Please click here to read this article in inuktitut.
By Teevi Mackay
I have been writing this youth column for almost a year now. I have received feedback from people about it, one of which included that they liked the fact that I share my own personal stories. This is interesting because that was the toughest part when writing — the internal debate I would have — about whether I was being too personal, but I think it has proven to be very powerful for readers.
I am about to write about my personal Inuktitut (learning) journey. I am not fluent in Inuktitut but I am able to understand more than I can speak. Definitely in the last five years I have become better at understanding and speaking Inuktitut because I have made more of an effort in this area.
I was born in Arctic Bay, Nunavut, and moved to Iqaluit when I was just three-years old — in the midst of my formative years. I am sure that I was able to understand and speak Inuktitut before moving to Iqaluit. Almost instantaneously after moving to the mostly English-speaking community of Iqaluit, I lost the ability to speak Inuktitut. My gears at this age quickly switched to speaking English.
It is incredibly difficult and heartbreaking to be unable to speak your own language. This is something that I struggle with and yet I know that if I tried hard enough I could learn it and become fluent. I have sought encouragement from family to learn Inuktitut and I remember my late cousin Nigel telling me “try your best.” These words of encouragement have always rung strong with me and still do today.
I know that many Inuit have strong opinions about Inuktitut, as we should. I have had discussions in the past with classmates who believe that understanding and speaking Inuktitut is a fundamental part of our culture and identity as Inuit, and rightly so. I also believe strongly today and know that encouragement is so important in this area, rather than discouragement.
I have heard a common dialogue from many Inuit over the years about being shy to speak it in fear of making mistakes and embarrassing themselves. I even had a childhood friend say to me that it would sound strange if I were to speak Inuktitut fluently which I feel today was a form of discouragement because I know that it did, indeed, discourage me because I then felt insecure in that area.

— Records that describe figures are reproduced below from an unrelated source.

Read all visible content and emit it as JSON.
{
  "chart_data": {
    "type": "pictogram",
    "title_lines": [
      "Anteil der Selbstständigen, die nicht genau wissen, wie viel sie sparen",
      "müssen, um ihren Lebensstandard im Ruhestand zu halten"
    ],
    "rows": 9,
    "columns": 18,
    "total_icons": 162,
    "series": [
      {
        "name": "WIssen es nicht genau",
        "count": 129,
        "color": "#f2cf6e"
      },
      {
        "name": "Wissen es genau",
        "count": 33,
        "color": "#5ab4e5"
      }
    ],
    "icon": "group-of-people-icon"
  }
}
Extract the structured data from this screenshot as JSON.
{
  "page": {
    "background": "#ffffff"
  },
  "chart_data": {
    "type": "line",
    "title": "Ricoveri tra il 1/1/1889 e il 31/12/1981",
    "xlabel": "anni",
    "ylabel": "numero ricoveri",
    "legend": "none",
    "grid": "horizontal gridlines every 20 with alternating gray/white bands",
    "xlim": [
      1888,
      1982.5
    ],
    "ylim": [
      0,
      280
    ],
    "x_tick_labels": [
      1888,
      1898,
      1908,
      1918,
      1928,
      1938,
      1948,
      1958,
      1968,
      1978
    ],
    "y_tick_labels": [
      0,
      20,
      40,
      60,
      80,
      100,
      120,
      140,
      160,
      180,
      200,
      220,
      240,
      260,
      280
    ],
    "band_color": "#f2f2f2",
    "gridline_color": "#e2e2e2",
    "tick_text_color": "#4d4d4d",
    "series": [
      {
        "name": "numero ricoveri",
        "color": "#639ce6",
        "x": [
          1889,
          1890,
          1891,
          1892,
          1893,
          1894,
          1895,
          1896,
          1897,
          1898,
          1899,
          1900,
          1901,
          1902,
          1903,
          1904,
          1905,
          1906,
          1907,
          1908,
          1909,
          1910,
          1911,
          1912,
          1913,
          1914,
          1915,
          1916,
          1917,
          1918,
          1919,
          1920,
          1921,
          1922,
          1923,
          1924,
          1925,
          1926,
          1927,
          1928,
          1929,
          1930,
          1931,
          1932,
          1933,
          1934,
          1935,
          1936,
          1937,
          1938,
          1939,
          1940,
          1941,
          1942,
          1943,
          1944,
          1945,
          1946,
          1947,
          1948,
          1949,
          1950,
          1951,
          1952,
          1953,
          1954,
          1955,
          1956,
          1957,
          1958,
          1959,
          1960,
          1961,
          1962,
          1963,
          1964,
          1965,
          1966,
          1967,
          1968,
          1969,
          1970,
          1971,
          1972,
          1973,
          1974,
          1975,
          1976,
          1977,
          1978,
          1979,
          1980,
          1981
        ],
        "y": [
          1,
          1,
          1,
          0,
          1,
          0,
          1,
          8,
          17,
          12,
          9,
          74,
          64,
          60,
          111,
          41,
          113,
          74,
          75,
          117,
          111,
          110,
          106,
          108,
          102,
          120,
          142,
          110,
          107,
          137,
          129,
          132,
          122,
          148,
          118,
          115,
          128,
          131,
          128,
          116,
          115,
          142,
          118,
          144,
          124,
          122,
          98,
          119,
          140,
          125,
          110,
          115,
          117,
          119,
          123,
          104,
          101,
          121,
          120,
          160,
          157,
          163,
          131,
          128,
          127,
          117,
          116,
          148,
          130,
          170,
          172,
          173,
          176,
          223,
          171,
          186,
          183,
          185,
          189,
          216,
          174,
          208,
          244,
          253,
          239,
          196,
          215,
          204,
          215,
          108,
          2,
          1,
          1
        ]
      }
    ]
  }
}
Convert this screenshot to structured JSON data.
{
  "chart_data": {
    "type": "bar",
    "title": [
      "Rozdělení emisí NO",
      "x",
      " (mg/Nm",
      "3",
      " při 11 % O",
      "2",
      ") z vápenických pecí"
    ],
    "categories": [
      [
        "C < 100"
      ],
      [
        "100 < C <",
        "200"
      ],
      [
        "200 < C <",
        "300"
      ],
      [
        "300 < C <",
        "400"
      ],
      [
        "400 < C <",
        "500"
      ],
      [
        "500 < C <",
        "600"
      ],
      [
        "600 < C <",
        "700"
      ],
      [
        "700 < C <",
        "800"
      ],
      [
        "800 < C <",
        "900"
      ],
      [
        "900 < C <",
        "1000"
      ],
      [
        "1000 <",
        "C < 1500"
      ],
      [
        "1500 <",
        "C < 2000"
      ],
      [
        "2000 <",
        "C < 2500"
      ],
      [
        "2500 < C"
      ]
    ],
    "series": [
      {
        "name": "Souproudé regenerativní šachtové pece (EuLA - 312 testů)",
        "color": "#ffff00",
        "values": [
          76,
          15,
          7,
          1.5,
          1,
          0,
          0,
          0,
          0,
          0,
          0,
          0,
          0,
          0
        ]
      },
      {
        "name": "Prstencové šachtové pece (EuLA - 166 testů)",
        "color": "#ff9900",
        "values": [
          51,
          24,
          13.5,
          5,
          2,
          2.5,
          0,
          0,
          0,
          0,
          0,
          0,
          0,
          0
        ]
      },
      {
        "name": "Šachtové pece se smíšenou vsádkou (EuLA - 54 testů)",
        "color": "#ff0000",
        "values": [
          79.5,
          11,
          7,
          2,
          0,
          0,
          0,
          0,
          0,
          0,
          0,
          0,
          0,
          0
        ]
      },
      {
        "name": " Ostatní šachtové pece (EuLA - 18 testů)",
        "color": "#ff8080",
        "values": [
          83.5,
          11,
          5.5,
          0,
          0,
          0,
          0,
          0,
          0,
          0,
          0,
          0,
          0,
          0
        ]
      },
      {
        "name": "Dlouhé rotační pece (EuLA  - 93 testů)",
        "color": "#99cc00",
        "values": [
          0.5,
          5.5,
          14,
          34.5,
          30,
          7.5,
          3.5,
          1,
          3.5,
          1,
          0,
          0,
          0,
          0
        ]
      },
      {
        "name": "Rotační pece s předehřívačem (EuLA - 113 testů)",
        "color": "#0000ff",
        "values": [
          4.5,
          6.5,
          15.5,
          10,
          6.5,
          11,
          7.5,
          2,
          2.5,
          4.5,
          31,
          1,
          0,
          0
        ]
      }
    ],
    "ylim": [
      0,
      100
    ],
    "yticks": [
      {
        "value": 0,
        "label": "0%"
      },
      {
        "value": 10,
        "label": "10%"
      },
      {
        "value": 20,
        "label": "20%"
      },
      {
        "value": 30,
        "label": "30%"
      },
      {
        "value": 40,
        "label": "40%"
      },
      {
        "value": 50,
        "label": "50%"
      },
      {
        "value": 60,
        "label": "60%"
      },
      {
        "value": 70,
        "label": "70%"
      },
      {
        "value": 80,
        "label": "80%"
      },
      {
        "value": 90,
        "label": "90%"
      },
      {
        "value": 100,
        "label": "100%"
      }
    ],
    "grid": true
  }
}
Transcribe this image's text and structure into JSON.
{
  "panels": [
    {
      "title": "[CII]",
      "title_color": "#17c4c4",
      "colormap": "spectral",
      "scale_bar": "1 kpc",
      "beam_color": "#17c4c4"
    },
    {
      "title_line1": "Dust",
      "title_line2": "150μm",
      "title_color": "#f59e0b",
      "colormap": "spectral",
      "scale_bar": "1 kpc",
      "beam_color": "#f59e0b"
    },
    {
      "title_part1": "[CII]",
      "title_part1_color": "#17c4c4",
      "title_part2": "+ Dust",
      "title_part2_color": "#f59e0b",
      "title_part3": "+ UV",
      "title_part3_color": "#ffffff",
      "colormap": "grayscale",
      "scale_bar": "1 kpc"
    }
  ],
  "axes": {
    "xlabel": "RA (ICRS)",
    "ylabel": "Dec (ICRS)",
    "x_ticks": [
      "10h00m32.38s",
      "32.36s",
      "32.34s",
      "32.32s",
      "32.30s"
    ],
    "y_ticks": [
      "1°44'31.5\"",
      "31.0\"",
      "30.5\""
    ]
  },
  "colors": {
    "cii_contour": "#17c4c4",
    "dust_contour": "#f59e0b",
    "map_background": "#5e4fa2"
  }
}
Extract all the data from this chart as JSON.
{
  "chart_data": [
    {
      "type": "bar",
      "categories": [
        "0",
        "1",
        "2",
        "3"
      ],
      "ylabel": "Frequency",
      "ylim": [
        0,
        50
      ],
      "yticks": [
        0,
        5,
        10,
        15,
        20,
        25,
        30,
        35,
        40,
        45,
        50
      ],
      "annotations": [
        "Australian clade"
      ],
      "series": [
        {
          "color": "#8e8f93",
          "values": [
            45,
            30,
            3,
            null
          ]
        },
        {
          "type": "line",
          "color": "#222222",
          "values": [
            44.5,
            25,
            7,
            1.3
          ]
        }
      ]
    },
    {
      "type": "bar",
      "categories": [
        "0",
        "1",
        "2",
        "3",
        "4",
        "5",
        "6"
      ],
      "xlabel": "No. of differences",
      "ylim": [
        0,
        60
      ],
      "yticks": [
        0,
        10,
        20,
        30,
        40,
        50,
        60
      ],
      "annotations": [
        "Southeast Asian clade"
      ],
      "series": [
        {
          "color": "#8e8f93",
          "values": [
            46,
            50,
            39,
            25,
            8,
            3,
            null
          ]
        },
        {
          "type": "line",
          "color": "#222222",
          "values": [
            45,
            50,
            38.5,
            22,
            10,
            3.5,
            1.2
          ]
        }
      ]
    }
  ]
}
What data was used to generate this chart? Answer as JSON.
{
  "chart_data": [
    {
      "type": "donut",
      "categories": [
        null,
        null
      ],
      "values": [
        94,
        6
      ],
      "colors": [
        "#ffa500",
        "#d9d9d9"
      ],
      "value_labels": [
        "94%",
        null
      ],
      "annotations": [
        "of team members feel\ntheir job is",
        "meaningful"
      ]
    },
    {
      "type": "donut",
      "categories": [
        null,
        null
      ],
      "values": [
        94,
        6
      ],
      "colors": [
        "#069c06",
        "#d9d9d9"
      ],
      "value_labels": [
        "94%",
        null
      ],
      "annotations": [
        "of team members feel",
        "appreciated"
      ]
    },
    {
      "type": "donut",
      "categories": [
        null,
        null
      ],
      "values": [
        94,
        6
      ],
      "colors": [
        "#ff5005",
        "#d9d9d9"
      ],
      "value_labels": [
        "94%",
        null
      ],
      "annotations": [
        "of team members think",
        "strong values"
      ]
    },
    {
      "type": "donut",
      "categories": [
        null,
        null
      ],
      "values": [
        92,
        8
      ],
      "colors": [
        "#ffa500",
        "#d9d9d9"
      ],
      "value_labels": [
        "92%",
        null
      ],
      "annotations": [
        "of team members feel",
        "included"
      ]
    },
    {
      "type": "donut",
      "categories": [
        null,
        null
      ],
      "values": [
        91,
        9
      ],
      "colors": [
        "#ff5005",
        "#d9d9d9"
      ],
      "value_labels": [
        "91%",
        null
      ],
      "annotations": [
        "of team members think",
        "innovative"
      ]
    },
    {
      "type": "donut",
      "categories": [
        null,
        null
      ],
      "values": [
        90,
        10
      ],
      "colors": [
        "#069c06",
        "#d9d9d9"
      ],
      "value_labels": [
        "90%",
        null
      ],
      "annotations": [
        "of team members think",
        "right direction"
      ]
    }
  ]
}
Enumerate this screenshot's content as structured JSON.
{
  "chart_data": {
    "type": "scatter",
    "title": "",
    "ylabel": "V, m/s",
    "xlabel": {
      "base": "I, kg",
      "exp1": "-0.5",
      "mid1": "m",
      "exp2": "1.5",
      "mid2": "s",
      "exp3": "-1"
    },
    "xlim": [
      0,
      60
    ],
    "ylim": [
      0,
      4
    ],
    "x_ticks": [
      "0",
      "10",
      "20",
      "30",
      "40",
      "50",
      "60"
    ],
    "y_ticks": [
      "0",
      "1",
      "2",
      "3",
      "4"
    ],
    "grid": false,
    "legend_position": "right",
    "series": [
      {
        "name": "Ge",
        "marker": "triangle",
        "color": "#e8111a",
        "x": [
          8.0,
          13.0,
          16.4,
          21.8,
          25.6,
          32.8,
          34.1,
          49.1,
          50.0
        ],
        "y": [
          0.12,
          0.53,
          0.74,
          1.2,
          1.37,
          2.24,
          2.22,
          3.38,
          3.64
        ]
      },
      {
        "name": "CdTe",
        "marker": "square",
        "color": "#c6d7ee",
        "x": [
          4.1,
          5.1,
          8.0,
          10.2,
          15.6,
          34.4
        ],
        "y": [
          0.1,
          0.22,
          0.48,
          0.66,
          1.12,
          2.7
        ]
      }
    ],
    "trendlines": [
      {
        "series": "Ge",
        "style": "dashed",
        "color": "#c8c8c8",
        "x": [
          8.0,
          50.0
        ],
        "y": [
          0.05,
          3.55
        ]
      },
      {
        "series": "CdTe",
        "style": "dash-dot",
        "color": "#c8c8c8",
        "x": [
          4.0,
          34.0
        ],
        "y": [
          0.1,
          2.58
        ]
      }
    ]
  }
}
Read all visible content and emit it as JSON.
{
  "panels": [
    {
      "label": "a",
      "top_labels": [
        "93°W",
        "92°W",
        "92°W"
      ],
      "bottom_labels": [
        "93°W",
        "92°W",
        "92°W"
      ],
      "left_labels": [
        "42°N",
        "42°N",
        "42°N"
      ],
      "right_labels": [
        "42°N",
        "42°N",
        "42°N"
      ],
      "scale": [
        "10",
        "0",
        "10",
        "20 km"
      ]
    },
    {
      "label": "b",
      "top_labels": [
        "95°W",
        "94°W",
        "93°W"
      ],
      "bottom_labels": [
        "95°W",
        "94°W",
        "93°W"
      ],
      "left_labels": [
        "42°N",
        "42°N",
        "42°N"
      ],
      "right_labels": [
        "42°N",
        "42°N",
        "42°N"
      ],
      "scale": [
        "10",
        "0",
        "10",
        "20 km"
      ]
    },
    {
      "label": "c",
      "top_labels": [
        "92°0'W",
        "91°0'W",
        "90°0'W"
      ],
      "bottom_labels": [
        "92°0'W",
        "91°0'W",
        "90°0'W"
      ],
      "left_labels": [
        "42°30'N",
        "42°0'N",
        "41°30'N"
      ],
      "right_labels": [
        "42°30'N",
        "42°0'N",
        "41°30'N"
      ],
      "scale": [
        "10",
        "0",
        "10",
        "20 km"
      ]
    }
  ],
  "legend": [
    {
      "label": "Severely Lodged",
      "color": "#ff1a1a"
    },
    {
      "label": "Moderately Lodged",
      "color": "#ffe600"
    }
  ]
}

However, recently I have heard quite the opposite from a close friend of mine who is fluent in Inuktitut and who has been instrumental in being that encouraging voice and mentor in the area of my Inuktitut acquisition.
Part of maturing is becoming aware of these social nuances between yourself and your peers. I have become attuned to who genuinely encourages and aware of those who either directly or indirectly discourage you to become better.
I have listened to the Inuktitut radio as a friend of mine suggested it as it helps with learning Inuktitut. Learning Inuktitut songs while I was enrolled at Nunavut Sivuniksavut (an eight-month training program for Nunavut Inuit) was also an important part of becoming better at speaking Inuktitut. I do know that immersing yourself in the language within a community where Inuktitut is strong is probably the best way to learn it.
A childhood friend of mine from Iqaluit, Franco Buscemi, told me about his experience regaining Inuktitut fluency. He said that he had to “overcome a few myths that have presented themselves as obstacles and fear” of becoming fluent in Inuktitut. The first myth: he is not good at learning languages. However, he was able to do it anyway. Buscemi says, “Speaking publicly or speaking with people who prefer to use Inuktitut has been effective in building my fluency.”
The second myth against Inuktitut acquisition, according to Buscemi, is having no time to learn Inuktitut. He says, “this is a validation [to not learn Inuktitut]; there is always time — I determine how I allocate it.” Buscemi says that you will always be criticized but “there are far more people who will support and foster the development of learning Inuktitut than there are critics.” Additionally, you should not be discouraged to learn Inuktitut because of the dominance of English because that is just an excuse.
My uncle told me once that when you are fluent in Inuktitut then you become more attuned and closer to the land as Inuit are closely connected to our land, animals, and one another through communities and ultimately through our language.
This is something that really intrigues me. I also feel an incredible connection when I speak in Inuktitut — a connection to myself, Inuit, Inuktitut-speakers, and ultimately, to my culture. The ways in which Inuktitut expresses thought and thinking is powerful and crucial to who I am and where my family comes from.
I feel more encouraged than ever to learn Inuktitut and I want to encourage others to feel that same confidence. It is paramount for our cultural livelihood and for our own personal identity. I also want to encourage non-Inuit to learn Inuktitut as well. Tapping into the richness of Inuit culture is a beautiful thing and is likely to make a difference in your life.
The last myth associated with Inuktitut acquisition that Buscemi shared with me: “Inuktitut is a hard language to learn.”
Actually, Inuktitut isn’t a difficult language to learn. It can be learned, should be learned, and must be learned.